Oberoi’s employees have seen their chairman’s ability to handle delicate situations in several instances. And there was no circumstance as demanding as that of the 26/11 terror attacks in Mumbai in 2008. Oberoi was attending an awards function at the Taj Lands End hotel in Mumbai’s Bandra when an associate called him to inform about the attacks. Thereafter, the octogenarian camped himself in the city and oversaw the rescue operations. Later, he became deeply involved with the renovation of the twin properties—The Oberoi, and Trident Hotel—on Marine Drive overlooking the Arabian Sea. “He was deeply hurt by the attacks. It was personal for him as the Mumbai property was the first one he had built,” says Keswani.
Illustration: Chaitanya Dinesh Surpur
After the 2008 terror attacks, Oberoi would visit the hotel every month till it reopened in a new avatar 14 months later. The Trident, however, had started operations within a month. The Oberoi took time because “he [Biki] wanted to make sure that, in its new form, the hotel would surpass itself. He sent me to the mines in Greece to personally source the marble,” recalls nephew Arjun.
The Oberoi, Mumbai, reopened in 2010 and, after a slow first year, it picked up momentum. “It is now growing by 15 percent year-on-year in revenues,” says Chopra.
Throughout his career, Oberoi has avoided the temptation of expanding aggressively and diversifying into budget segments unlike competitors Indian Hotels Company, the owners of Taj properties, and the Leela Group. “We have debated it. For me, it’s important to be best,” says the hotelier. And that is the mandate given to his son and nephew.
This focus on quality has kept the group in good shape even as its peers struggle with huge debts arising out of aggressive expansion. “Our debt is just about Rs 300 crore and, if we want, the company can clear it by March 2015,” says CEO Mukherji. EIH doubled its profits in 2013-14 to Rs 95 crore and had a topline of Rs 1,250 crore.
“I would like the business to double in the next five years,” says Oberoi. (However, despite his philosophy, there is speculation of the group’s diversification into the three- or four-star category and even an acquisition in a bid to expand.)
Oberoi has also made quality the criteria for his succession plan.
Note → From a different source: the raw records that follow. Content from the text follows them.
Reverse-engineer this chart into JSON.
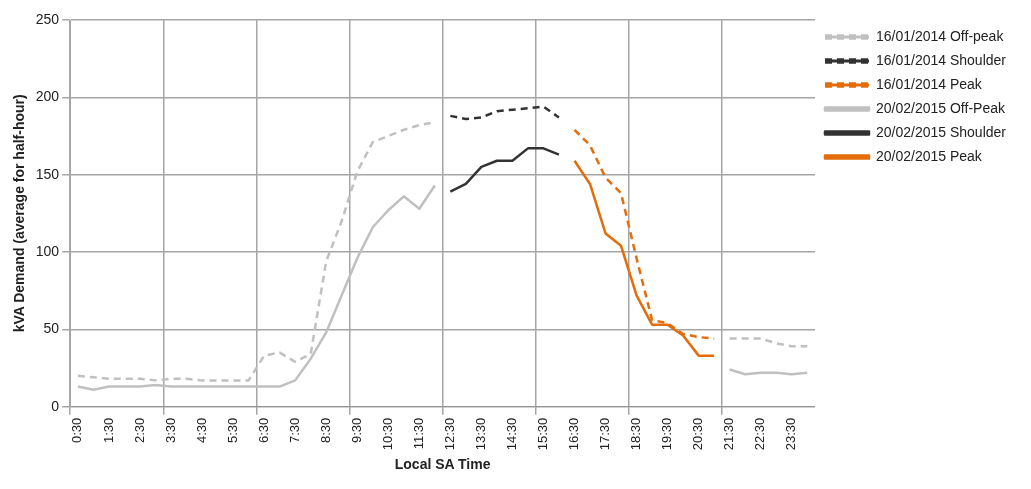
{
  "chart_data": {
    "type": "line",
    "xlabel": "Local SA Time",
    "ylabel": "kVA Demand (average for half-hour)",
    "categories": [
      "0:30",
      null,
      "1:30",
      null,
      "2:30",
      null,
      "3:30",
      null,
      "4:30",
      null,
      "5:30",
      null,
      "6:30",
      null,
      "7:30",
      null,
      "8:30",
      null,
      "9:30",
      null,
      "10:30",
      null,
      "11:30",
      null,
      "12:30",
      null,
      "13:30",
      null,
      "14:30",
      null,
      "15:30",
      null,
      "16:30",
      null,
      "17:30",
      null,
      "18:30",
      null,
      "19:30",
      null,
      "20:30",
      null,
      "21:30",
      null,
      "22:30",
      null,
      "23:30",
      null
    ],
    "series": [
      {
        "name": "16/01/2014 Off-peak",
        "color": "#c0c0c0",
        "line_style": "dashed",
        "values": [
          20,
          19,
          18,
          18,
          18,
          17,
          18,
          18,
          17,
          17,
          17,
          17,
          33,
          35,
          29,
          34,
          94,
          120,
          152,
          171,
          175,
          179,
          182,
          184,
          null,
          null,
          null,
          null,
          null,
          null,
          null,
          null,
          null,
          null,
          null,
          null,
          null,
          null,
          null,
          null,
          null,
          null,
          44,
          44,
          44,
          41,
          39,
          39
        ]
      },
      {
        "name": "16/01/2014 Shoulder",
        "color": "#333333",
        "line_style": "dashed",
        "values": [
          null,
          null,
          null,
          null,
          null,
          null,
          null,
          null,
          null,
          null,
          null,
          null,
          null,
          null,
          null,
          null,
          null,
          null,
          null,
          null,
          null,
          null,
          null,
          null,
          188,
          186,
          187,
          191,
          192,
          193,
          194,
          187,
          null,
          null,
          null,
          null,
          null,
          null,
          null,
          null,
          null,
          null,
          null,
          null,
          null,
          null,
          null,
          null
        ]
      },
      {
        "name": "16/01/2014 Peak",
        "color": "#e46c0a",
        "line_style": "dashed",
        "values": [
          null,
          null,
          null,
          null,
          null,
          null,
          null,
          null,
          null,
          null,
          null,
          null,
          null,
          null,
          null,
          null,
          null,
          null,
          null,
          null,
          null,
          null,
          null,
          null,
          null,
          null,
          null,
          null,
          null,
          null,
          null,
          null,
          179,
          169,
          148,
          138,
          96,
          56,
          54,
          47,
          45,
          44,
          null,
          null,
          null,
          null,
          null,
          null
        ]
      },
      {
        "name": "20/02/2015 Off-Peak",
        "color": "#c0c0c0",
        "line_style": "solid",
        "values": [
          13,
          11,
          13,
          13,
          13,
          14,
          13,
          13,
          13,
          13,
          13,
          13,
          13,
          13,
          17,
          31,
          48,
          72,
          96,
          116,
          127,
          136,
          128,
          143,
          null,
          null,
          null,
          null,
          null,
          null,
          null,
          null,
          null,
          null,
          null,
          null,
          null,
          null,
          null,
          null,
          null,
          null,
          24,
          21,
          22,
          22,
          21,
          22
        ]
      },
      {
        "name": "20/02/2015 Shoulder",
        "color": "#333333",
        "line_style": "solid",
        "values": [
          null,
          null,
          null,
          null,
          null,
          null,
          null,
          null,
          null,
          null,
          null,
          null,
          null,
          null,
          null,
          null,
          null,
          null,
          null,
          null,
          null,
          null,
          null,
          null,
          139,
          144,
          155,
          159,
          159,
          167,
          167,
          163,
          null,
          null,
          null,
          null,
          null,
          null,
          null,
          null,
          null,
          null,
          null,
          null,
          null,
          null,
          null,
          null
        ]
      },
      {
        "name": "20/02/2015 Peak",
        "color": "#e46c0a",
        "line_style": "solid",
        "values": [
          null,
          null,
          null,
          null,
          null,
          null,
          null,
          null,
          null,
          null,
          null,
          null,
          null,
          null,
          null,
          null,
          null,
          null,
          null,
          null,
          null,
          null,
          null,
          null,
          null,
          null,
          null,
          null,
          null,
          null,
          null,
          null,
          159,
          144,
          112,
          104,
          72,
          53,
          53,
          46,
          33,
          33,
          null,
          null,
          null,
          null,
          null,
          null
        ]
      }
    ],
    "ylim": [
      0,
      250
    ],
    "yticks": [
      0,
      50,
      100,
      150,
      200,
      250
    ],
    "grid": true,
    "legend": "top right",
    "marker": "none"
  }
}
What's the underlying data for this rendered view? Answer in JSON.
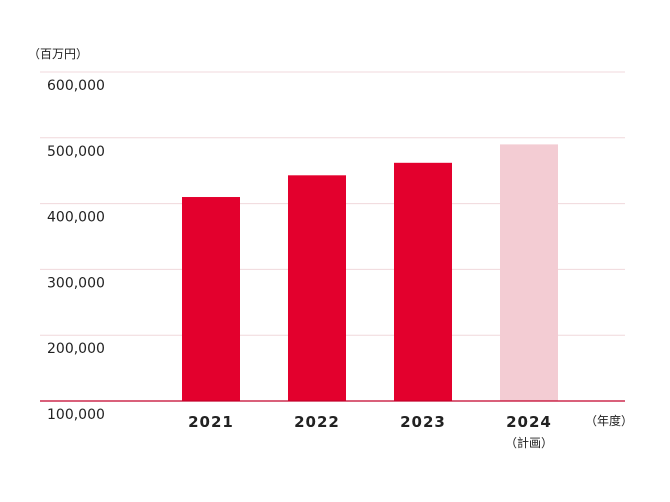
{
  "chart_data": {
    "type": "bar",
    "y_unit_label": "（百万円）",
    "x_unit_label": "（年度）",
    "categories": [
      "2021",
      "2022",
      "2023",
      "2024"
    ],
    "category_notes": [
      "",
      "",
      "",
      "（計画）"
    ],
    "values": [
      410000,
      443000,
      462000,
      490000
    ],
    "yticks": [
      "100,000",
      "200,000",
      "300,000",
      "400,000",
      "500,000",
      "600,000"
    ],
    "ylim": [
      100000,
      600000
    ],
    "grid": true,
    "colors": {
      "actual": "#e3002d",
      "plan": "#f3ccd3",
      "grid": "#f0d8dc",
      "baseline": "#c2002a"
    },
    "bar_styles": [
      "actual",
      "actual",
      "actual",
      "plan"
    ]
  }
}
After initially signalling that son Vikram would take over the mantle of the Oberoi Group, he now says that the “best man will take it”, and a final decision will be taken by the board.
Unlike his father who grew his business through acquisition, Oberoi has so far acquired only one property (Trident, Chennai). Instead, in 2012, Oberoi was facing the heat after competitor ITC bought a stake in EIH. Around the same time, Reliance Industries Chairman Mukesh Ambani invested in EIH. (Disclaimer: Forbes India is published by Network 18 which is owned by Reliance Industries).
“He [Ambani] is a good friend and an accomplished entrepreneur. It is good to have someone like him on the board,” says Oberoi. Nita Ambani and Manoj Modi represent Reliance as non-executive directors on EIH’s board.
As the company grows in size and profits, Biki Oberoi continues to ensure that he is on top of things. When Forbes India met him, he had just returned from Morocco where he is opening a new hotel. He continues to visit his properties and those of his peers to keep abreast of industry trends. “This is what I know,” he says. And, for him, it is really as simple as that.